Comparison of Falcon DPO-ICL vs GPT-4-ICL. While GPT-4 generates lists, Falcon uses conversational language.

In the comparison above (Table 10), look at the example “How can I initiate conversation with a stranger?”

  • GPT-4 (Right): Uses a numbered list (“Step one…”, “Second…”, “Third…”). While accurate, it feels mechanical.
  • Falcon DPO-ICL (Left): Uses natural transition words: “One way is by… Another way is by…” It concludes with a conversational check-in: “Would you like more tips?”

This distinction—using linguistic connectors instead of structural formatting—is the hallmark of true speech alignment.

Conclusion and Implications

The paper “Speechworthy Instruction-tuned Language Models” highlights a critical gap in current AI development. As we move toward ubiquitous voice computing—from Star Trek-style computers to AI pins and smart glasses—we cannot simply rely on text-based models equipped with a TTS voice skin.

The researchers demonstrated that modality matters. What we prefer to read is distinct from what we prefer to hear. By combining radio-style prompting with preference learning on actual audio data (SpeechPref), we can build models that feel natural, concise, and helpful to listen to.

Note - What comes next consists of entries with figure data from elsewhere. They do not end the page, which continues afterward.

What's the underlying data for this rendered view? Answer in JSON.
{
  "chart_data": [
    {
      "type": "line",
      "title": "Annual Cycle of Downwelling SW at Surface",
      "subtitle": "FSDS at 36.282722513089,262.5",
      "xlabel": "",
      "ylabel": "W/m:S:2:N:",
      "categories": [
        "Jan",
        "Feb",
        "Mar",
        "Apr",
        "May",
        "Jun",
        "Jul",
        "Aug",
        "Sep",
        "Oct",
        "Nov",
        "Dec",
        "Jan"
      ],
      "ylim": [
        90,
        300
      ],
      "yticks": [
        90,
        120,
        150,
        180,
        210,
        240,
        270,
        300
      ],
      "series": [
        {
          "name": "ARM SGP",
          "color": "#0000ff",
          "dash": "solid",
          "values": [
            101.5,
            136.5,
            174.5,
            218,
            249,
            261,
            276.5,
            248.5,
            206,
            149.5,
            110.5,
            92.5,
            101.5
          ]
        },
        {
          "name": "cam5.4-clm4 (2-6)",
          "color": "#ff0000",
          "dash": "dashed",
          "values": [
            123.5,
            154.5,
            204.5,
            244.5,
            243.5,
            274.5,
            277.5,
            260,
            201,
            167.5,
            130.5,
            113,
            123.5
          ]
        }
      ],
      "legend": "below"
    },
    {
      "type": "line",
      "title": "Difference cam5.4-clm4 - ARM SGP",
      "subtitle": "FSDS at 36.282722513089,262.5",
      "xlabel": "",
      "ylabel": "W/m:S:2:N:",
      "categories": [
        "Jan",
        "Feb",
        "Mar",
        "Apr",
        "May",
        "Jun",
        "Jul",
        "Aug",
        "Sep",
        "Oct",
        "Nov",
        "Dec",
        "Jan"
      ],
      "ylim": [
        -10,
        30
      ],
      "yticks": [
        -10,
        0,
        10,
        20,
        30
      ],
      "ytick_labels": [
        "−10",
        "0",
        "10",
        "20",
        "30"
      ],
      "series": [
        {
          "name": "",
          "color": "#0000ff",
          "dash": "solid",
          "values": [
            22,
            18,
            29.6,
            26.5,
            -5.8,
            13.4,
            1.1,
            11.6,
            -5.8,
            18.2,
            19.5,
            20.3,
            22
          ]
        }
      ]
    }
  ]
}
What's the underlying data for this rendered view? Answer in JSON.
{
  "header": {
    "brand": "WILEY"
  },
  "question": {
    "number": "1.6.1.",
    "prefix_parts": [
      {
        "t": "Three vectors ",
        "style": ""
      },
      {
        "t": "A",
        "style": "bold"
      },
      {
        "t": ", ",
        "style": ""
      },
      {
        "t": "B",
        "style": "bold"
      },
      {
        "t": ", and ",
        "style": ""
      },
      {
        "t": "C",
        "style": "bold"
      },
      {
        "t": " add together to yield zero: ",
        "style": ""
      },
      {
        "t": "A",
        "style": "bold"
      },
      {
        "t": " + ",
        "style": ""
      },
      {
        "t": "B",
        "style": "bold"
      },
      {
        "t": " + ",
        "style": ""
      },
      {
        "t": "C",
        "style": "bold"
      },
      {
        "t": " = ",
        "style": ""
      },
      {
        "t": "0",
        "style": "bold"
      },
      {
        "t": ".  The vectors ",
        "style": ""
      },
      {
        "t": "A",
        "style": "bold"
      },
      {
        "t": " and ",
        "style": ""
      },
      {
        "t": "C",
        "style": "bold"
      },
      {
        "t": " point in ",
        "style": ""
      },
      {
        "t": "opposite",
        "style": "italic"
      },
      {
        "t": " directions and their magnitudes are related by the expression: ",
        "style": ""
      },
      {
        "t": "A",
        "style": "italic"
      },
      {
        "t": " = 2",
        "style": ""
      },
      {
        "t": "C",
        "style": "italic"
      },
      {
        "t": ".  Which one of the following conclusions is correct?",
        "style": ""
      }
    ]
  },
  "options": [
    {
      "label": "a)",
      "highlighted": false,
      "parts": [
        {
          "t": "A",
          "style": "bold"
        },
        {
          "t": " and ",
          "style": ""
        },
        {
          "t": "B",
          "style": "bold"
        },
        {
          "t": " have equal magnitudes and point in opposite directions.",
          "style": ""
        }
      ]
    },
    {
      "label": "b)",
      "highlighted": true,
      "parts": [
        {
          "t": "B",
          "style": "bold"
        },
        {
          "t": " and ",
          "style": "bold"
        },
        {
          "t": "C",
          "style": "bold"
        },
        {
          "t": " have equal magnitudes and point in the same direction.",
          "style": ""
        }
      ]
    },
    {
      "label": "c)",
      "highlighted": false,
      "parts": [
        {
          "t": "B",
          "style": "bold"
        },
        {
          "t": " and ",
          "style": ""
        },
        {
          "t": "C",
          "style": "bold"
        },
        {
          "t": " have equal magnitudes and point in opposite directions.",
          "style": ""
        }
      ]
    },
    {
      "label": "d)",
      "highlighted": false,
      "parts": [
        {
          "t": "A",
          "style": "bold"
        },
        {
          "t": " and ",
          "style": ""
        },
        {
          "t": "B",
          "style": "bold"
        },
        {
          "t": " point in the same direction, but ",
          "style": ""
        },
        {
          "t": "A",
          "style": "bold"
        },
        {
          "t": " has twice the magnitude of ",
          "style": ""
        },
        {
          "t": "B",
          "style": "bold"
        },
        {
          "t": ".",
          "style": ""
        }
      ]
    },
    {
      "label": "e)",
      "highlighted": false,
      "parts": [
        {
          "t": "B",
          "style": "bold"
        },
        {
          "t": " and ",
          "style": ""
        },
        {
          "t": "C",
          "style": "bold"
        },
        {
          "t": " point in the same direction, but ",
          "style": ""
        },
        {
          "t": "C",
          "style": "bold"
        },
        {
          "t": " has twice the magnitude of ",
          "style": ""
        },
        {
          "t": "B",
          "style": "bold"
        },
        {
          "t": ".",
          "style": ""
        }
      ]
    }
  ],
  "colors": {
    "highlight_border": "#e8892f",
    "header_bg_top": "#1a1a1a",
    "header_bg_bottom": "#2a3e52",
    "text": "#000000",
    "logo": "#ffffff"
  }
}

The implications extend beyond just convenience. For users with visual impairments or low literacy, voice is a primary interface. Improving the “listenability” of these models is an accessibility imperative.

Key Takeaways:

  1. Don’t list, narrate: Voice assistants should avoid bullet points in favor of conversational transitions.
  2. Less is more: Spoken responses need to be significantly shorter than written ones to reduce cognitive load.
  3. Listen to your data: To train a voice model, you must evaluate it with your ears, not your eyes.

As LLMs continue to evolve, this work serves as a reminder that “alignment” isn’t a single target. A model aligned for a chatbot is not aligned for a voice assistant. To build the future of spoken AI, we must start training models that know when to stop writing and start talking.